Address the Economic, Social and Political Hardships due to Imbalanced Trade

Lately, there has been considerable banter about the trade deficit with China. But it reflects only a slice of the big picture. We currently run trade deficits with 13 of our top 15 trading partners. For 2018 our trade deficit has approximated $800 billion dollars. This is the equivalent of about 3.5% of our GDP. In other words, it is like shipping 3.5% of our economy overseas every year. A trade deficit is a job deficit. In other words, we employ millions overseas via our purchase while not receiving in-like-kind from our trading partners. Manufacturing jobs generally pay better than those in the service sector and they tend to provide better benefits such as health care and retirement investments. We have always been a country where the middle class has been vibrant. Our social (and therefore, our economic and political) fabric requires opportunity; please do your part to provide it.


Recognize and Support ‘Made in America’ Companies

Most Americans are shocked by this statistic: America makes more than Japan and Germany COMBINED. Yes, America still makes stuff and products are everywhere, even in dollar stores and discount stores. The key is to look for them. Next to your home, the largest purchase one makes is an automobile. Even though many Americans harbor negative perceptions regarding quality, the Big 3 do quite well especially when compared to European imports. J.D. Powers 2019 Initial Quality Study showed that Ford, Chevy and Dodge fared better than the industry average while BMW, Audi, Volkswagen, Volvo, Land Rover and Jaguar lagged drastically behind. Besides automobiles, we still make large ticket items such as washers, refrigerators, camper trailers, boilers and farm machinery.
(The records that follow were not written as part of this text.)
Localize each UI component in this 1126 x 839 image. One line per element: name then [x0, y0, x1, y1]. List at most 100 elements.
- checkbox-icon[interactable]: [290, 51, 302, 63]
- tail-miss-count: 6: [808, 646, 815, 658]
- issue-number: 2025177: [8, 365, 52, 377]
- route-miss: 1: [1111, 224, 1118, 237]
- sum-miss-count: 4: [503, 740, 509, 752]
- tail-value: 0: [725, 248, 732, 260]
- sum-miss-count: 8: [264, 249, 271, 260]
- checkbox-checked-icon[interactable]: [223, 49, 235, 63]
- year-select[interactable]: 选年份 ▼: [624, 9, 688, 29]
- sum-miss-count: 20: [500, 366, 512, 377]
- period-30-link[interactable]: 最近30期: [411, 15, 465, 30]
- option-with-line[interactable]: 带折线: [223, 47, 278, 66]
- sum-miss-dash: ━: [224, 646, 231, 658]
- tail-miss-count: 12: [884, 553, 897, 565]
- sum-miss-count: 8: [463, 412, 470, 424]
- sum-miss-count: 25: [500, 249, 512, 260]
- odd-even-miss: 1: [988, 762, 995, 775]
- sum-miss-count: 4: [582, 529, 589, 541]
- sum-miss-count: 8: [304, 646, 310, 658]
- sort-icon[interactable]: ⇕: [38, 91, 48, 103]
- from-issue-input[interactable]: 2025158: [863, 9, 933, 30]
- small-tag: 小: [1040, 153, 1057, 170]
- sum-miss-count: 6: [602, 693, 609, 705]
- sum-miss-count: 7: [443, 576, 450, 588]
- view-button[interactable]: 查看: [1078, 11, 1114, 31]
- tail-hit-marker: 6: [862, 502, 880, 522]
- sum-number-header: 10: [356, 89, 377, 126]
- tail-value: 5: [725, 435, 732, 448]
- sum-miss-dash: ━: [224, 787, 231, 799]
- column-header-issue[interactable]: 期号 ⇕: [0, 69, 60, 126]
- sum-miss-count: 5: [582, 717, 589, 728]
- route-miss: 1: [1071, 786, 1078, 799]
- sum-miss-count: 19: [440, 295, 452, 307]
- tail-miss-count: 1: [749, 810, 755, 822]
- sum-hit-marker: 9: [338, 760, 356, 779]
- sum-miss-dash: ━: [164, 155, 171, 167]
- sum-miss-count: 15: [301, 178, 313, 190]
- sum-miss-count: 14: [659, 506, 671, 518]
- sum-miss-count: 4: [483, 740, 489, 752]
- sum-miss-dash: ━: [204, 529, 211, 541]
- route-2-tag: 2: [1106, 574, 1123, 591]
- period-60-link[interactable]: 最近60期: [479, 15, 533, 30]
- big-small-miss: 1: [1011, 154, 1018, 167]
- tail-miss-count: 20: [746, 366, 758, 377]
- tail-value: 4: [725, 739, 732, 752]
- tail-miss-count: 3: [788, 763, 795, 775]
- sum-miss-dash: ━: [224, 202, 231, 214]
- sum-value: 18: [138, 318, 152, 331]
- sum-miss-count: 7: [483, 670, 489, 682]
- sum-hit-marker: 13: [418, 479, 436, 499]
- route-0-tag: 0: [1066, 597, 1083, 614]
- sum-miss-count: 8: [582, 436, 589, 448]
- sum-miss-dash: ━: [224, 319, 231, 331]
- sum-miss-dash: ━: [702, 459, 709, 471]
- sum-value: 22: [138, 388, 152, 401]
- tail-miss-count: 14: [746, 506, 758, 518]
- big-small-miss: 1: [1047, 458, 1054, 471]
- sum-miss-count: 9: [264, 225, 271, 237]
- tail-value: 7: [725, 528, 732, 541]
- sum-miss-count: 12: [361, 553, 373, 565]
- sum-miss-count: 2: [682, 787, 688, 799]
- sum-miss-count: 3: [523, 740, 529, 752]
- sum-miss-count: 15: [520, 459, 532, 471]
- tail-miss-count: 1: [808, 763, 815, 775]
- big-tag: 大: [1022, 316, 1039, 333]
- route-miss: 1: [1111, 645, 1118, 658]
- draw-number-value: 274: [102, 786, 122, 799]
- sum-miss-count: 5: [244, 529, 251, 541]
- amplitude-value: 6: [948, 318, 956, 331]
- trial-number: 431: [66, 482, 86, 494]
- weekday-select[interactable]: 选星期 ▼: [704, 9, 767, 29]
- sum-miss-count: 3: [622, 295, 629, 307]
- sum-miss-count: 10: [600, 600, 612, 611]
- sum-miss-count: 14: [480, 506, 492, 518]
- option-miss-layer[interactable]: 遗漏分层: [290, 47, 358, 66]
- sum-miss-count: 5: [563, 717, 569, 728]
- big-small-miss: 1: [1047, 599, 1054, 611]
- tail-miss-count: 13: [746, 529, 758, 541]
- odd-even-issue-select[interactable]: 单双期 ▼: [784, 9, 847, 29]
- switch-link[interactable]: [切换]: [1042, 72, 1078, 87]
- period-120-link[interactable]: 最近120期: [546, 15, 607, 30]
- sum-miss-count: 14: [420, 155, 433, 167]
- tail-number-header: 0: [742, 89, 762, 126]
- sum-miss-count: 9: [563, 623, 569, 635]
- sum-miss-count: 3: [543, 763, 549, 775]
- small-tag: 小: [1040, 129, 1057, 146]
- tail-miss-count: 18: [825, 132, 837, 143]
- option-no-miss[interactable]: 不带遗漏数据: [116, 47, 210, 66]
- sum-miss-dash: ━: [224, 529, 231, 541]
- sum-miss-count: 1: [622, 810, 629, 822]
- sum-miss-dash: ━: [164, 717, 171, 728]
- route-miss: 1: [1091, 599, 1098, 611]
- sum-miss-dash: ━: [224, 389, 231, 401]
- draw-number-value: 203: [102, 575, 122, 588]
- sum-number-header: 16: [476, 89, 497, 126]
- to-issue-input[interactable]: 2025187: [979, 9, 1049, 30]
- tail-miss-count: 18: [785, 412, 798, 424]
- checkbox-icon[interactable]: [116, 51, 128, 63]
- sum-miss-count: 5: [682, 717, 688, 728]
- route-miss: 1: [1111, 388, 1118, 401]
The bottom line is to ask for (demand?) American products and purchase accordingly.


Moderate the Trade Deficit

Since 1988 our trade deficit has grown dramatically. This has been caused by two reasons; American companies moving overseas and due to consumers malaise on a product’s home base. Each decade the gap has becomes more and more pronounced. In 1988 our deficit was 118 billion dollars. Ten years later that number ballooned to $230 billion, an increase of 95%. By 2008 our deficit reached $816 billion, an increase of 355%. We continue to run deficits in that range ever since. Now that we are in the midst of an extraordinary economic melt down, the need to stimulate our economy is even more pronounced. It is our duty, as Americans, to consciously make decisions that help our neighbors. Yes, think local, buy local but that needs to be amended to think American, buy American.